El Cid ha inspirado 'Sidi', la nueva novela de Arturo Pérez-Reverte. Una historia de frontera, polvo, fatiga y sangre. En este texto, el escritor y académico evoca su figura y su relación con un personaje legendario.
En torno al siglo XI, la frontera del Duero y sus aledaños fueron
nuestro Lejano Oeste. Era aquél un territorio hostil sin ley ni amo,
despoblado y peligroso, situado entre los reinos moros y cristianos,
continuamente asolado por incursiones militares de unos y otros en busca
de esclavos, ganado y botín. Allí se instalaban para buscarse la vida, a
modo de pioneros, familias y gentes desposeídas procedentes de otros
lugares, que llegaban en busca de un trozo de tierra para cultivar y
criar algunos animales. Fueron así surgiendo granjas aisladas, humildes
monasterios, campesinos que araban su pequeño campo con un ojo en los
bueyes y otro mirando alrededor, la mano en la espada, en previsión de
algún ataque. Y también mesnadas de guerreros cristianos o musulmanes
que cabalgaban en busca de fortuna. Eran, todos ellos, gente dura en un
mundo duro.
Empecé a interesarme por ese momento y esos protagonistas hace
sesenta años casi exactos, donde suelen empezar estas cosas: en una
biblioteca. Me gustaba curiosear los libros de mis abuelos, en especial
las viejas ediciones ilustradas, y de ese modo di con uno que había sido
comprado en 1882 por mi bisabuela Adèle Replinger Gal. Era La leyenda del Cid de José Zorrilla: un volumen con bellísimos grabados del artista José
Pellicer. Al niño que yo era entonces le impresionó el realismo de
aquellas imágenes que nada tenían de románticas y mucho de crueles,
acertadamente propias de la época; y si añadimos la belleza de los
versos zorrillescos y su contenido -que hoy llamaríamos políticamente
incorrecto-, es fácil comprender la impresión que todo eso produjo en un
jovencísimo lector de ocho años; hasta el punto de que todavía puedo
recitar de memoria algunos fragmentos de lo que llegué a leer docenas de
veces: Echó pie a tierra Rodrigo / y fue con salvaje calma / a ver cómo daba el alma / al Criador su enemigo.
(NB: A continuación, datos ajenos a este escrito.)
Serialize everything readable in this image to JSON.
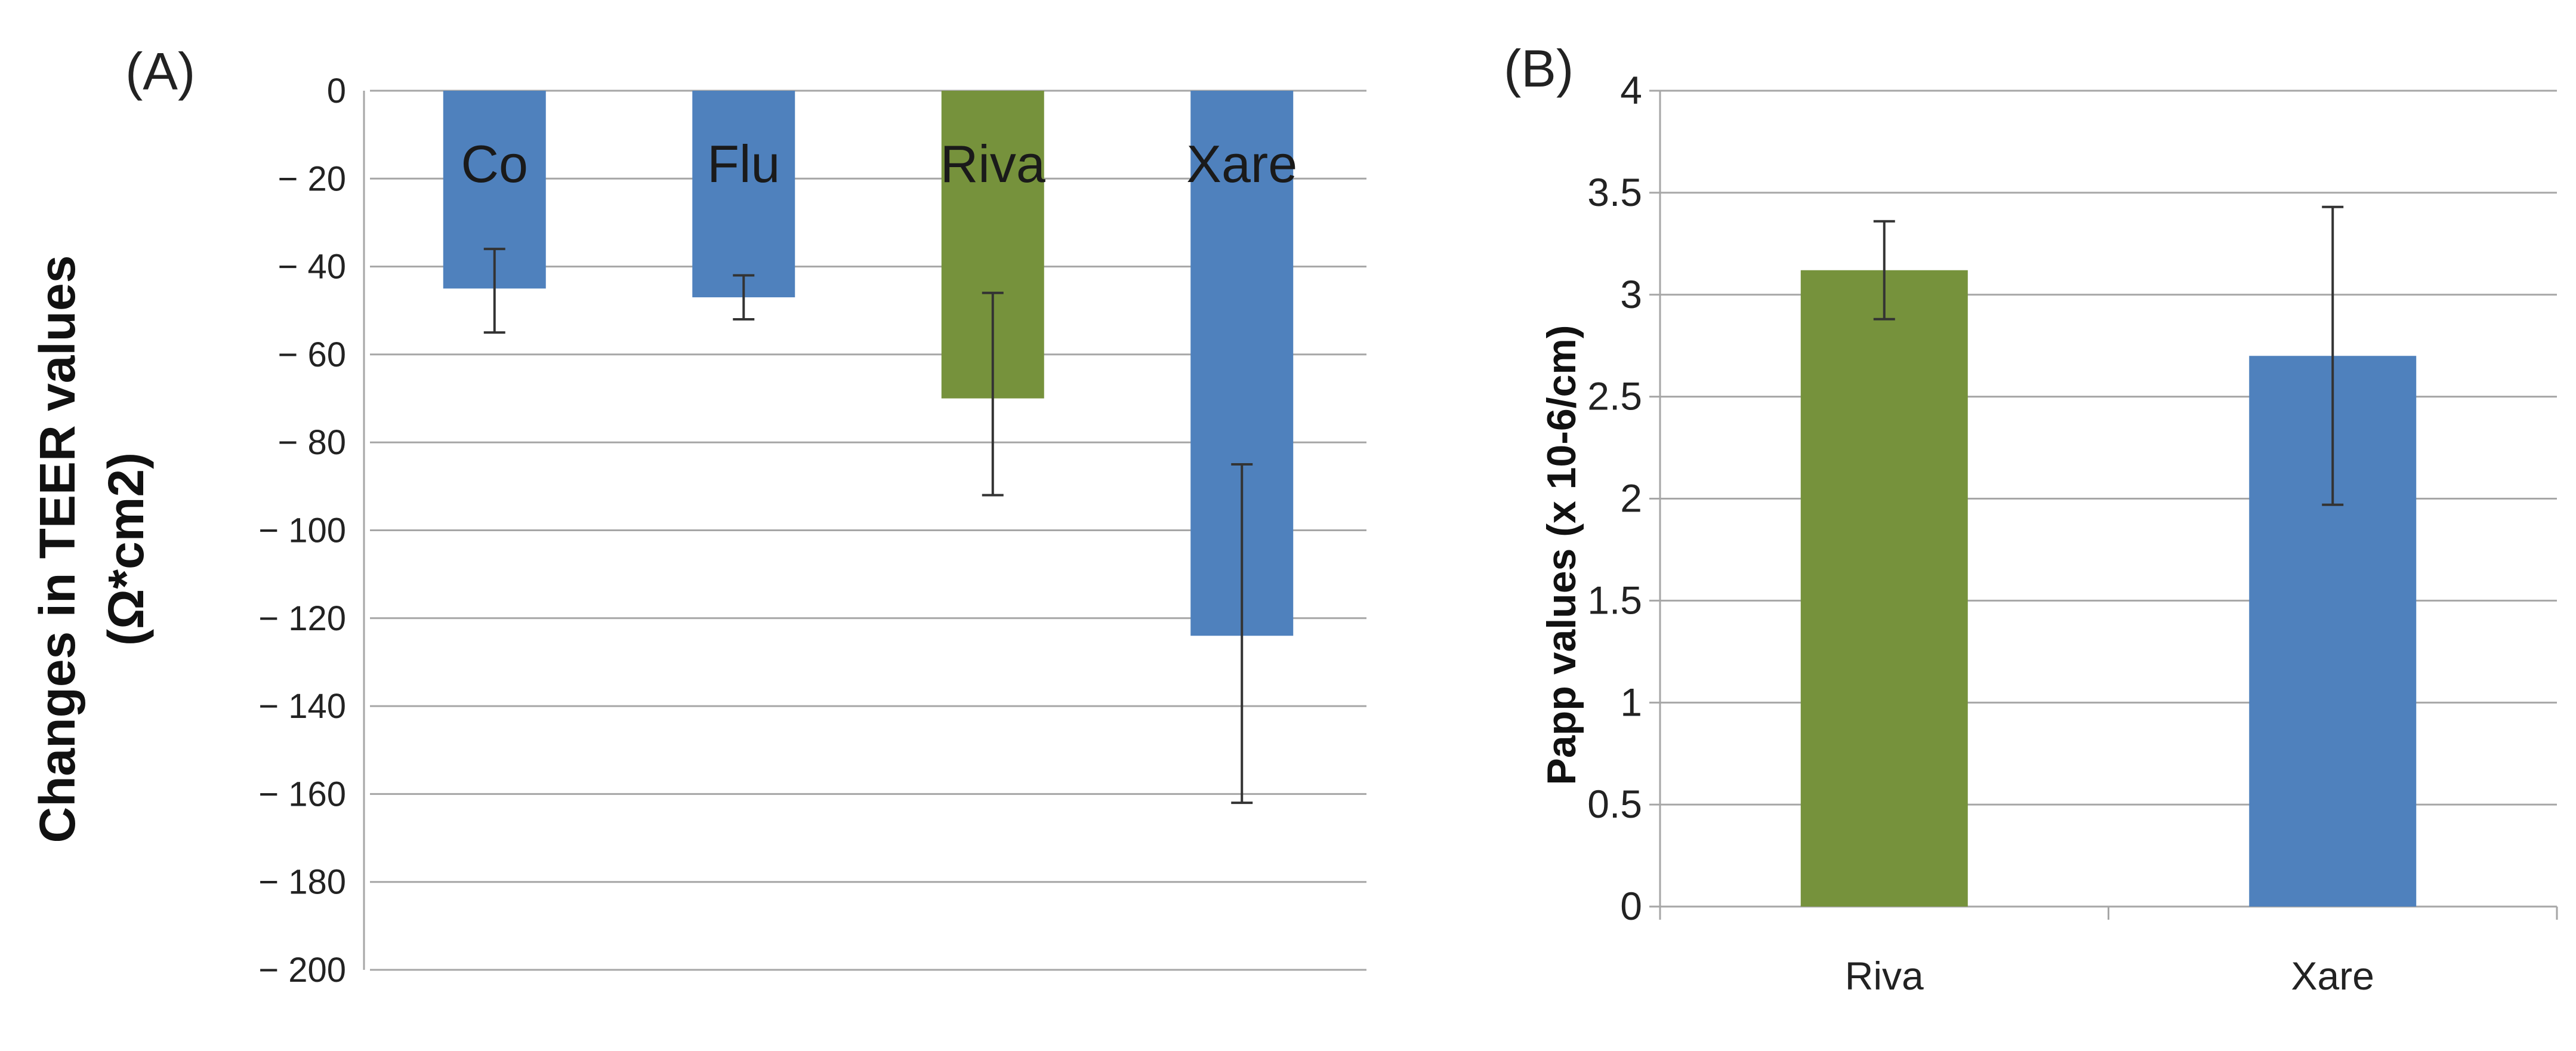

Tuve así muy pronto mi propio Cid Campeador en la cabeza, alimentado por la lectura y las conversaciones que en ese tiempo -no hubo televisión en casa hasta que cumplí doce años- solían mantenerse con los mayores en torno a una mesa camilla hablando de libros y de historia. La imagen del guerrero medieval que había ganado botín y prestigio en la frontera, hecho jurar a un rey, guerreado contra moros y cristianos, conquistado Valencia y realizado otras hazañas, se asentó en mi imaginario infantil muy pronto, y eso me inmunizó de algún modo contra otra imagen del Cid más sesgada y deforme: la que los libros escolares de finales de los años 50 daban de él, contaminada por la retórica patriotera del franquismo, que pretendía convertirlo, como a otros personajes de nuestra historia, en adalid de una España vanguardia de la civilización cristiana y precursor de la victoriosa cruzada de liberación nacional. Hasta camisa falangista le puso, en uno de esos libros de texto míos, un poeta cuyo nombre -piadosamente, por fortuna- no recuerdo: La hidra roja se muere / de bayonetas cercada / y el Cid con camisa azul / por el cielo azul cabalga.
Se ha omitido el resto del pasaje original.